Lorsque l’on sort du cadre classique de deux personnes prêtes à s’écouter mutuellement, on quitte le domaine de la communication pour rejoindre celui de la dialectique et du combat oral.

Un grand nombre de nos clients y sont confrontés : direction générale, DRH, responsables des relations sociales, direction communication, etc.

Dans le cadre de notre formation dédiée à ces techniques de communication en environnement hostile, nous abordons notamment la configuration de la gestion d’un perturbateur au cours d’une réunion publique, assemblée générale ou prise de parole.

Il s’agit de l’un des cas les plus complexes car il implique trois réflexes :

  1. Maintenir le cap du discours – et ne pas laisser le perturbateur imposer son thème ;
  2. Conserver l’attention – et si possible l’assentiment – de l’auditoire ;
  3. Gérer le perturbateur sans empirer la situation.

Dans la dernière ligne droite des élections Américaines, Barack Obama a été confronté au cours d’un discours de soutien à Hillary Clinton à un opposant perturbateur. Une personne âgée, vêtue d’un uniforme de vétéran a tenté d’interrompre son discours et d’attirer l’attention de la foule en brandissant à grand renfort de slogans une pancarte pro-Trump.

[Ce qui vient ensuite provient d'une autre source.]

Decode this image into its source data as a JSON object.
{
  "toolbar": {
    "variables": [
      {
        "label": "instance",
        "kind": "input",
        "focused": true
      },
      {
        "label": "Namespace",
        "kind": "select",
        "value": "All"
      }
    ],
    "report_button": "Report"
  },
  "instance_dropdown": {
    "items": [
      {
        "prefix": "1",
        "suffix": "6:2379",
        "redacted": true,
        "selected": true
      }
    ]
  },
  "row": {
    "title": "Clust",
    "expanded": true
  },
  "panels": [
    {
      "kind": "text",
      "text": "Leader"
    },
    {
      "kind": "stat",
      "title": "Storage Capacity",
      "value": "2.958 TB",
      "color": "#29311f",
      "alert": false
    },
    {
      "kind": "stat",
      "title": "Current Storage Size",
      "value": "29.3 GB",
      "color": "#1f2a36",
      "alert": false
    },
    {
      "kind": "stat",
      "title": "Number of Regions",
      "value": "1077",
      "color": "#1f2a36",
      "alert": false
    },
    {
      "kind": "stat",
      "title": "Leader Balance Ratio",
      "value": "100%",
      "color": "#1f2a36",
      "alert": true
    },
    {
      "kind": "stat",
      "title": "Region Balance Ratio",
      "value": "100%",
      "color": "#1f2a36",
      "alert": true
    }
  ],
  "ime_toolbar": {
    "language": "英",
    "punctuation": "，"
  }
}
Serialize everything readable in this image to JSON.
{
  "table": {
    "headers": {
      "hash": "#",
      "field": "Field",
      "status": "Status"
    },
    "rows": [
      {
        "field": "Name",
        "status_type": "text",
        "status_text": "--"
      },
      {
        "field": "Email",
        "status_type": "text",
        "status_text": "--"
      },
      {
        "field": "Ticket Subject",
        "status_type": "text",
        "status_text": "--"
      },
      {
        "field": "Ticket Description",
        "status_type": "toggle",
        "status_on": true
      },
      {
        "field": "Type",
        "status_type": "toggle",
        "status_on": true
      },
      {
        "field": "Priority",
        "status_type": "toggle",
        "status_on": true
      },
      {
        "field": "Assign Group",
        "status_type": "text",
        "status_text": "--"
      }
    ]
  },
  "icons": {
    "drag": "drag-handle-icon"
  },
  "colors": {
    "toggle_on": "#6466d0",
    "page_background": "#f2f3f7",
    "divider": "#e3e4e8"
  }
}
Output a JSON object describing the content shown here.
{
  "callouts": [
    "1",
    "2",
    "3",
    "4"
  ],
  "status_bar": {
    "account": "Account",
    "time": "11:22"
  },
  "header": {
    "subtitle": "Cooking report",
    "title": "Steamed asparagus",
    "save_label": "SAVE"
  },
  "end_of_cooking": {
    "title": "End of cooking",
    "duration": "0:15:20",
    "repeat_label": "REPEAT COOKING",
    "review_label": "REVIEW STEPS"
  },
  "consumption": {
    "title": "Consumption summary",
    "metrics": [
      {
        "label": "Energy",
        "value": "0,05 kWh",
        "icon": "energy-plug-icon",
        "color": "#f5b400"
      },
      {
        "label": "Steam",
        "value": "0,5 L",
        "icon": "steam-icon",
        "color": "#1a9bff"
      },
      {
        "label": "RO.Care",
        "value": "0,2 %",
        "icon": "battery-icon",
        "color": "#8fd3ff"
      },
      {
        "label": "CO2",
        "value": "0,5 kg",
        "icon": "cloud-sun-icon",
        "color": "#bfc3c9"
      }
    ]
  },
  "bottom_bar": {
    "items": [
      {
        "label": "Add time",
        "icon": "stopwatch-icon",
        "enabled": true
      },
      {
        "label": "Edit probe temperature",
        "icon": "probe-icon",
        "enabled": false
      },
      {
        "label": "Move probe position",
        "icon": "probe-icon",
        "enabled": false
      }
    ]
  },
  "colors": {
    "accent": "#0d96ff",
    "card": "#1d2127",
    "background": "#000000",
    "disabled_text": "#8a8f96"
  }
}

Sentant l’attention du public lui échapper, Barack Obama a d’abord demandé aux partisans d’Hillary Clinton de rester concentrés et de ne pas se laisser distraire.

Lorsqu’il a compris que le mal était fait et que le public huait – couvrant son propre discours – Barack Obama s’est lancé dans un périlleux exercice de déminage de la situation en moins d’une minute.

En s’appuyant sur les arguments suivants il a récupéré l’attention de l’audience et délivré son message de soutien à Hillary Clinton :

  • Tout d’abord souvenez-vous que nous avons la chance de vivre dans un pays où chacun peut avoir un avis différent ;
  • D’après son costume il pourrait être un vétéran de notre armée et pour cela nous lui devons le respect ;
  • Il s’agit d’une personne âgée et nous devons respecter nos anciens ;
  • Enfin, si vous n’êtes pas d’accord avec lui, arrêtez de huer et allez voter.

Pour décoder le succès de cette séquence reprenons les recommandations dialectique face à un cas de perturbation:

Etape 1 : Dénoncer la situation de manière rationnelle : exemple : je regrette de ne pas pouvoir poursuivre ma présentation dans de bonnes conditions.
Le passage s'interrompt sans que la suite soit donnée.